Cash transfer programs (CTPs) have spread in the last decade to help fight extreme poverty in different parts of the world. However, these programs face challenges related to both exclusion errors, where households below the poverty line do not receive the intended support, and inclusion errors, where cash reaches households that do not require assistance. A key issue here is to ensure that the cash is distributed to the targeted beneficiaries in an efficient and egalitarian manner.
Big data and machine learning have been used recently by several CTPs to target the right beneficiaries. We demonstrate how these targeting methods can be integrated into the cash allocation problem to synthesize the impact of targeting errors on the design of the allocation rules. We design allocation rules to minimize the squared gap of the shortfall between the consumption level and the poverty line.
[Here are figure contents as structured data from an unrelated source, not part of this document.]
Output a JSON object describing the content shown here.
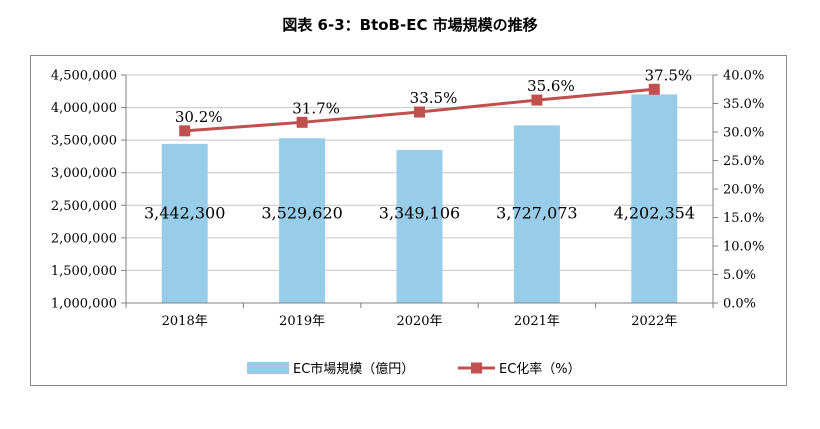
{
  "chart_data": {
    "type": "bar",
    "title": "図表 6-3：BtoB-EC 市場規模の推移",
    "categories": [
      "2018年",
      "2019年",
      "2020年",
      "2021年",
      "2022年"
    ],
    "series": [
      {
        "name": "EC市場規模（億円）",
        "type": "bar",
        "axis": "left",
        "color": "#97cde9",
        "values": [
          3442300,
          3529620,
          3349106,
          3727073,
          4202354
        ],
        "labels": [
          "3,442,300",
          "3,529,620",
          "3,349,106",
          "3,727,073",
          "4,202,354"
        ]
      },
      {
        "name": "EC化率（%）",
        "type": "line",
        "axis": "right",
        "color": "#c0504d",
        "values": [
          30.2,
          31.7,
          33.5,
          35.6,
          37.5
        ],
        "labels": [
          "30.2%",
          "31.7%",
          "33.5%",
          "35.6%",
          "37.5%"
        ]
      }
    ],
    "y_left": {
      "range": [
        1000000,
        4500000
      ],
      "ticks": [
        "1,000,000",
        "1,500,000",
        "2,000,000",
        "2,500,000",
        "3,000,000",
        "3,500,000",
        "4,000,000",
        "4,500,000"
      ],
      "tick_values": [
        1000000,
        1500000,
        2000000,
        2500000,
        3000000,
        3500000,
        4000000,
        4500000
      ]
    },
    "y_right": {
      "range": [
        0,
        40
      ],
      "ticks": [
        "0.0%",
        "5.0%",
        "10.0%",
        "15.0%",
        "20.0%",
        "25.0%",
        "30.0%",
        "35.0%",
        "40.0%"
      ],
      "tick_values": [
        0,
        5,
        10,
        15,
        20,
        25,
        30,
        35,
        40
      ]
    },
    "grid": true,
    "legend": "bottom"
  }
}
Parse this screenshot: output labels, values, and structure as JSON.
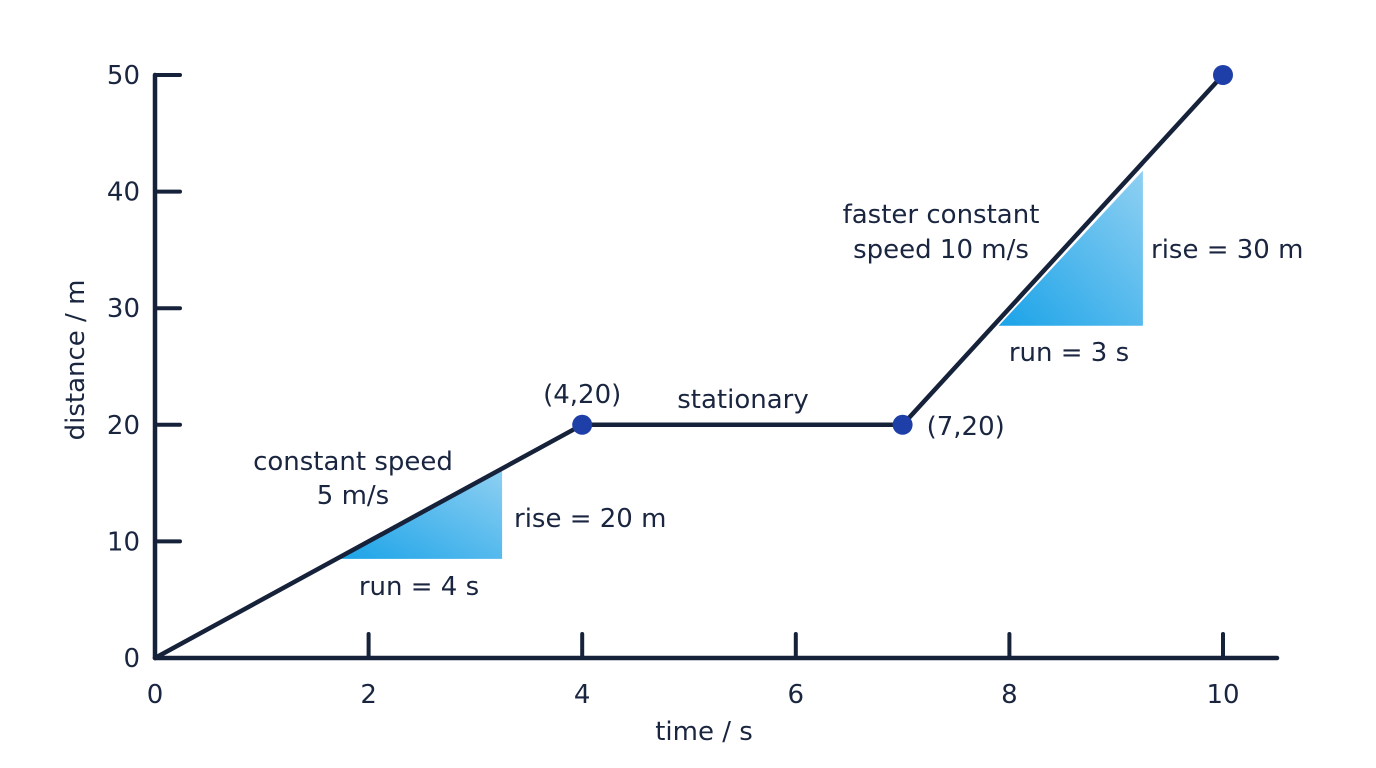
{
  "chart_data": {
    "type": "line",
    "xlabel": "time / s",
    "ylabel": "distance / m",
    "xlim": [
      0,
      10
    ],
    "ylim": [
      0,
      50
    ],
    "x_ticks": [
      "0",
      "2",
      "4",
      "6",
      "8",
      "10"
    ],
    "y_ticks": [
      "0",
      "10",
      "20",
      "30",
      "40",
      "50"
    ],
    "grid": false,
    "series": [
      {
        "x": [
          0,
          4,
          7,
          10
        ],
        "y": [
          0,
          20,
          20,
          50
        ]
      }
    ],
    "highlighted_points": [
      {
        "x": 4,
        "y": 20,
        "label": "(4,20)"
      },
      {
        "x": 7,
        "y": 20,
        "label": "(7,20)"
      },
      {
        "x": 10,
        "y": 50,
        "label": ""
      }
    ],
    "slope_triangles": [
      {
        "x0": 1.7,
        "x1": 3.25,
        "y0": 8.5,
        "y1": 16.3,
        "run_label": "run = 4 s",
        "rise_label": "rise = 20 m"
      },
      {
        "x0": 7.9,
        "x1": 9.25,
        "y0": 28.5,
        "y1": 41.8,
        "run_label": "run = 3 s",
        "rise_label": "rise = 30 m"
      }
    ],
    "annotations": [
      {
        "lines": [
          "constant speed",
          "5 m/s"
        ]
      },
      {
        "lines": [
          "stationary"
        ]
      },
      {
        "lines": [
          "faster constant",
          "speed 10 m/s"
        ]
      }
    ],
    "colors": {
      "axis": "#16213a",
      "line": "#16213a",
      "point": "#1f3fa8",
      "triangle_light": "#8fd0f2",
      "triangle_dark": "#1ba3e8",
      "text": "#1a2540"
    }
  }
}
Considering the distribution of targeting errors, we develop three classes of allocation rules: predictive, stochastic, and robust allocation.
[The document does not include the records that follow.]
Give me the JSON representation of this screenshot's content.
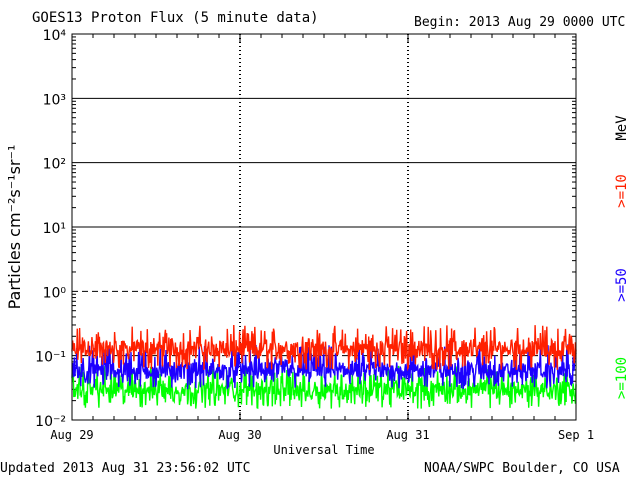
{
  "title": "GOES13 Proton Flux (5 minute data)",
  "begin": "Begin: 2013 Aug 29 0000 UTC",
  "updated": "Updated 2013 Aug 31 23:56:02 UTC",
  "credit": "NOAA/SWPC Boulder, CO USA",
  "colors": {
    "ge10": "#ff2000",
    "ge50": "#1c00ff",
    "ge100": "#00ff00",
    "axis": "#000000"
  },
  "chart_data": {
    "type": "line",
    "title": "GOES13 Proton Flux (5 minute data)",
    "xlabel": "Universal Time",
    "ylabel": "Particles cm⁻²s⁻¹sr⁻¹",
    "yscale": "log",
    "ylim": [
      0.01,
      10000
    ],
    "yticks": [
      0.01,
      0.1,
      1,
      10,
      100,
      1000,
      10000
    ],
    "ytick_labels": [
      "10⁻²",
      "10⁻¹",
      "10⁰",
      "10¹",
      "10²",
      "10³",
      "10⁴"
    ],
    "xlim": [
      "2013-08-29 00:00",
      "2013-09-01 00:00"
    ],
    "x_tick_labels": [
      "Aug 29",
      "Aug 30",
      "Aug 31",
      "Sep 1"
    ],
    "unit_label": "MeV",
    "series": [
      {
        "name": ">=10",
        "color": "#ff2000",
        "typical": 0.13,
        "range": [
          0.06,
          0.3
        ]
      },
      {
        "name": ">=50",
        "color": "#1c00ff",
        "typical": 0.06,
        "range": [
          0.03,
          0.15
        ]
      },
      {
        "name": ">=100",
        "color": "#00ff00",
        "typical": 0.03,
        "range": [
          0.015,
          0.07
        ]
      }
    ],
    "threshold_lines": [
      10,
      100,
      1000
    ],
    "grid": true
  }
}
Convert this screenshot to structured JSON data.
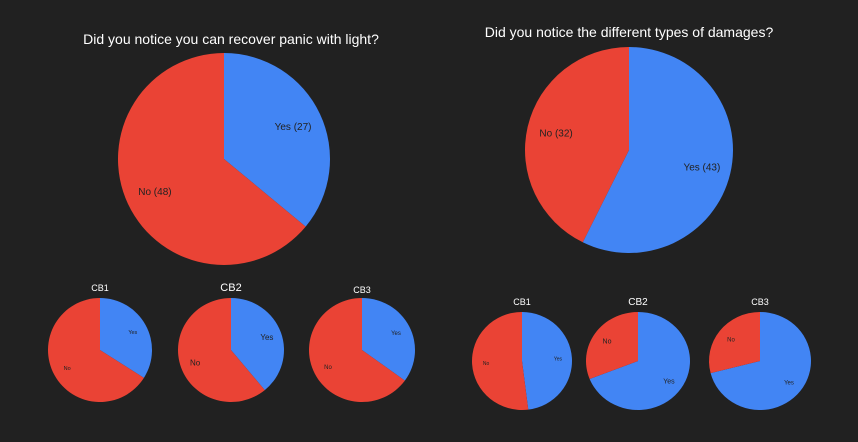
{
  "colors": {
    "yes": "#4285F4",
    "no": "#EA4335",
    "background": "#212121",
    "title": "#FFFFFF",
    "label": "#222222"
  },
  "chart_data": [
    {
      "type": "pie",
      "title": "Did you notice you can recover panic with light?",
      "labels": [
        "Yes (27)",
        "No (48)"
      ],
      "values": [
        27,
        48
      ]
    },
    {
      "type": "pie",
      "title": "Did you notice the different types of damages?",
      "labels": [
        "Yes (43)",
        "No (32)"
      ],
      "values": [
        43,
        32
      ]
    },
    {
      "type": "pie",
      "title": "CB1",
      "labels": [
        "Yes",
        "No"
      ],
      "values": [
        0.34,
        0.66
      ]
    },
    {
      "type": "pie",
      "title": "CB2",
      "labels": [
        "Yes",
        "No"
      ],
      "values": [
        0.39,
        0.61
      ]
    },
    {
      "type": "pie",
      "title": "CB3",
      "labels": [
        "Yes",
        "No"
      ],
      "values": [
        0.35,
        0.65
      ]
    },
    {
      "type": "pie",
      "title": "CB1",
      "labels": [
        "Yes",
        "No"
      ],
      "values": [
        0.48,
        0.52
      ]
    },
    {
      "type": "pie",
      "title": "CB2",
      "labels": [
        "Yes",
        "No"
      ],
      "values": [
        0.69,
        0.31
      ]
    },
    {
      "type": "pie",
      "title": "CB3",
      "labels": [
        "Yes",
        "No"
      ],
      "values": [
        0.71,
        0.29
      ]
    }
  ]
}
We show that a simple predictive allocation rule is already optimal when the targeting errors are “well calibrated”, whereas the robust allocation rule is preferred when targeting accuracy is compromised. We validate this finding using real data from a CTP in Malawi. Furthermore, we show that the robust allocation model can be suitably modified to ensure equitable treatment for beneficiaries near the poverty line, reducing the undesired bunching effect. As a result, the refined robust policy leads to a “smoother” wealth distribution and pushes more beneficiaries above the designated poverty line.